硒纳米花/聚苯胺异质结型宽光谱自驱动探测器的制备及性能

Fabrication and Photoelectric Properties of Self-powered Photodetectors Based on Se Nanoflower/Polyaniline Heterojunctions
作者单位
1 江南大学 物联网与工程学院, 江苏 无锡 214122
2 金洲集团有限公司, 浙江 湖州 313000
摘要
从节能、便携、微型化的角度看,在无电源供给的情况下能够自驱动的光电探测器更能满足现代电子设备的需求。本文采用原位聚合的方法制备了一种基于p型硒纳米花(Se-f)和p型聚苯胺(PANI)的新型异质结结构。Se纳米花结构的高表面积可以吸收更多的光能量,有利于空穴电子对的有效分离。PANI直接沉积于Se-f表面形成高质量的异质结,促进产生内建电场。Se-f/PANI器件在300~700 nm波长范围内均有良好的光电性能和自驱动特性,特别是在无偏压610 nm光照下具有最高的响应度(72.9 mA·W-1)、良好的探测度(1.98×1012 Jones)以及快速的响应速度(上升时间8.6 μs,下降时间3.24 ms)。这将为今后开发高性能自驱动有机/无机光电器件提供一个好的选择。
Abstract
Self-powered photodetectors operating without any power supply are urgently needed in modern optoelectronic devices from the perspective of energy saving, portability and miniaturization. In this work, a novel heterojunction structure based on p-type selenium nanocrystalline flowers(Se-f) and p-type polyaniline(PANI) was prepared by in-situ polymerization. The high surface area of Se-f structure can absorb more light energy, which is conducive to the effective separation of hole electron pairs. PANI nanorods are deposited directly on Se-f surfaces to form high-quality heterojunctions, which enhance the generation of hole electron pairs. Se-f/PANI photodetector exhibits good light response in range of 300-700 nm under 0 V bias, especially under 610 nm light with the highest responsivity(72.9 mA·W-1), good detection rate(1.98×1012 Jones), and fast response(rise time of 8.6 μs and decay time of 3.24 ms). This work will provide a new way for the development of high-performance energy-saving organic/inorganic optoelectronic devices in the future.

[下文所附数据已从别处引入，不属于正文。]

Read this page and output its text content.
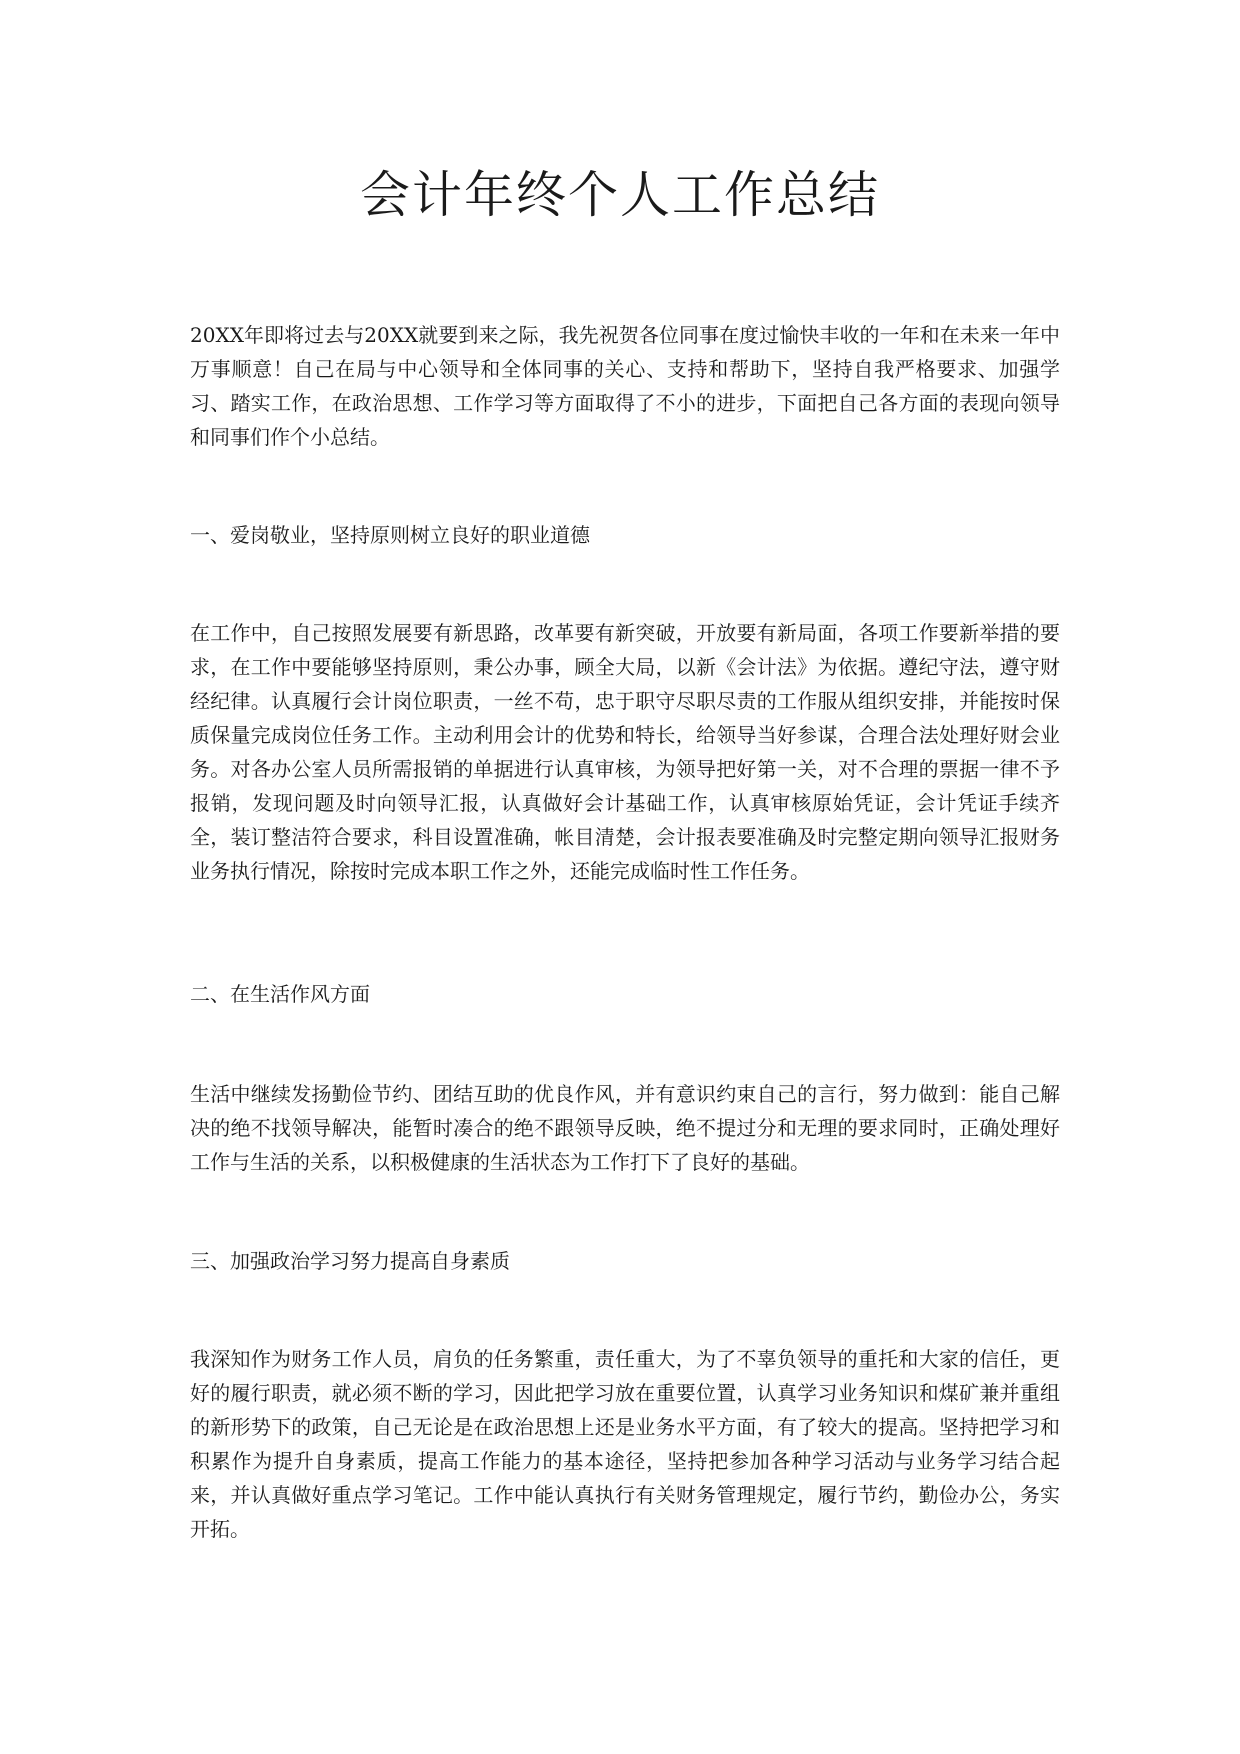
会计年终个人工作总结

20XX年即将过去与20XX就要到来之际，我先祝贺各位同事在度过愉快丰收的一年和在未来一年中万事顺意！自己在局与中心领导和全体同事的关心、支持和帮助下，坚持自我严格要求、加强学习、踏实工作，在政治思想、工作学习等方面取得了不小的进步，下面把自己各方面的表现向领导和同事们作个小总结。

一、爱岗敬业，坚持原则树立良好的职业道德

在工作中，自己按照发展要有新思路，改革要有新突破，开放要有新局面，各项工作要新举措的要求，在工作中要能够坚持原则，秉公办事，顾全大局，以新《会计法》为依据。遵纪守法，遵守财经纪律。认真履行会计岗位职责，一丝不苟，忠于职守尽职尽责的工作服从组织安排，并能按时保质保量完成岗位任务工作。主动利用会计的优势和特长，给领导当好参谋，合理合法处理好财会业务。对各办公室人员所需报销的单据进行认真审核，为领导把好第一关，对不合理的票据一律不予报销，发现问题及时向领导汇报，认真做好会计基础工作，认真审核原始凭证，会计凭证手续齐全，装订整洁符合要求，科目设置准确，帐目清楚，会计报表要准确及时完整定期向领导汇报财务业务执行情况，除按时完成本职工作之外，还能完成临时性工作任务。

二、在生活作风方面

生活中继续发扬勤俭节约、团结互助的优良作风，并有意识约束自己的言行，努力做到：能自己解决的绝不找领导解决，能暂时凑合的绝不跟领导反映，绝不提过分和无理的要求同时，正确处理好工作与生活的关系，以积极健康的生活状态为工作打下了良好的基础。

三、加强政治学习努力提高自身素质

我深知作为财务工作人员，肩负的任务繁重，责任重大，为了不辜负领导的重托和大家的信任，更好的履行职责，就必须不断的学习，因此把学习放在重要位置，认真学习业务知识和煤矿兼并重组的新形势下的政策，自己无论是在政治思想上还是业务水平方面，有了较大的提高。坚持把学习和积累作为提升自身素质，提高工作能力的基本途径，坚持把参加各种学习活动与业务学习结合起来，并认真做好重点学习笔记。工作中能认真执行有关财务管理规定，履行节约，勤俭办公，务实开拓。
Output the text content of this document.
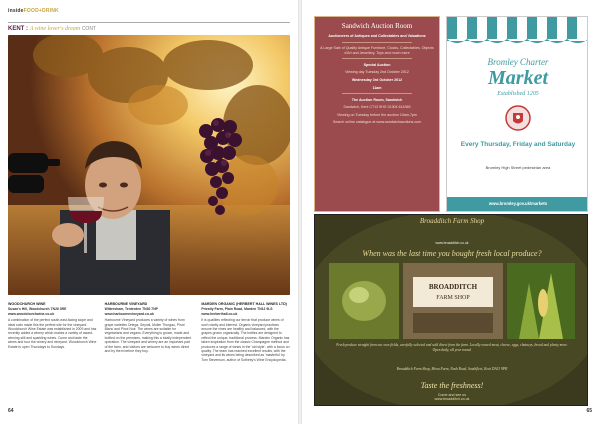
insideFOOD+DRINK
KENT : A wine lover's dream CONT
WOODCHURCH WINE
Susan's Hill, Woodchurch TN26 3RE www.woodchurchwine.co.uk
A combination of the perfect south-east-facing slope and ideal soils made this the perfect site for the vineyard. Woodchurch Wine Estate was established in 2009 and has recently added a winery which makes a variety of award-winning still and sparkling wines. Come and taste the wines and tour the winery and vineyard. Woodchurch Wine Estate is open Thursdays to Sundays.
HARBOURNE VINEYARD
Wittersham, Tenterden TN30 7NP www.harbournevineyard.co.uk
Harbourne Vineyard produces a variety of wines from grape varieties Ortega, Seyval, Muller Thurgau, Pinot Blanc and Pinot Noir. The wines are suitable for vegetarians and vegans. Everything is grown, made and bottled on the premises, making this a totally independent operation. The vineyard and winery are an important part of the farm, and visitors are welcome to buy wines direct and try them before they buy.
MARDEN ORGANIC (HERBERT HALL WINES LTD)
Priestly Farm, Plain Road, Marden TN12 9LS www.herberthall.co.uk
It is qualities reflecting our terroir that produce wines of such clarity and interest. Organic vineyard practices ensure the vines are healthy and balanced, with the grapes grown organically. The bottles are designed to reflect the unique, traditional process. Marden Organic has taken inspiration from the classic Champagne method and produces a range of wines in the 'old style', with a focus on quality. The team has reached excellent results, with the vineyard and its wines being described as 'masterful' by Tom Stevenson, author of Sotheby's Wine Encyclopedia.
64
Sandwich Auction Room
Auctioneers of Antiques and Collectables and Valuations
A Large Sale of Quality Antique Furniture, Clocks, Collectables, Objects d'Art and Jewellery, Toys and much more
Special Auction
Viewing day Tuesday 2nd October 2012
Wednesday 3rd October 2012
11am
The Auction Room, Sandwich
Sandwich, Kent CT13 9HG 01304 614369
Viewing on Tuesday before the auction 10am-7pm
Search online catalogue at www.sandwichauctions.com
Bromley Charter
Market
Established 1205
Every Thursday, Friday and Saturday
Bromley High Street pedestrian area
www.bromley.gov.uk/markets
Broadditch Farm Shop
www.broadditch.co.uk
When was the last time you bought fresh local produce?
BROADDITCH
FARM SHOP
Fresh produce straight from our own fields, carefully selected and sold direct from the farm. Locally reared meat, cheese, eggs, chutneys, bread and plenty more. Open daily, all year round.
Broadditch Farm Shop, Mena Farm, Nash Road, Southfleet, Kent DA13 9PR
Taste the freshness!
Come and see us
www.broadditch.co.uk
65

于平平, 段伟, 姜岩峰. 硒纳米花/聚苯胺异质结型宽光谱自驱动探测器的制备及性能[J]. 发光学报, 2020, 41(11): 1391. YU Ping-ping, DUAN Wei, JIANG Yan-feng. Fabrication and Photoelectric Properties of Self-powered Photodetectors Based on Se Nanoflower/Polyaniline Heterojunctions[J]. Chinese Journal of Luminescence, 2020, 41(11): 1391.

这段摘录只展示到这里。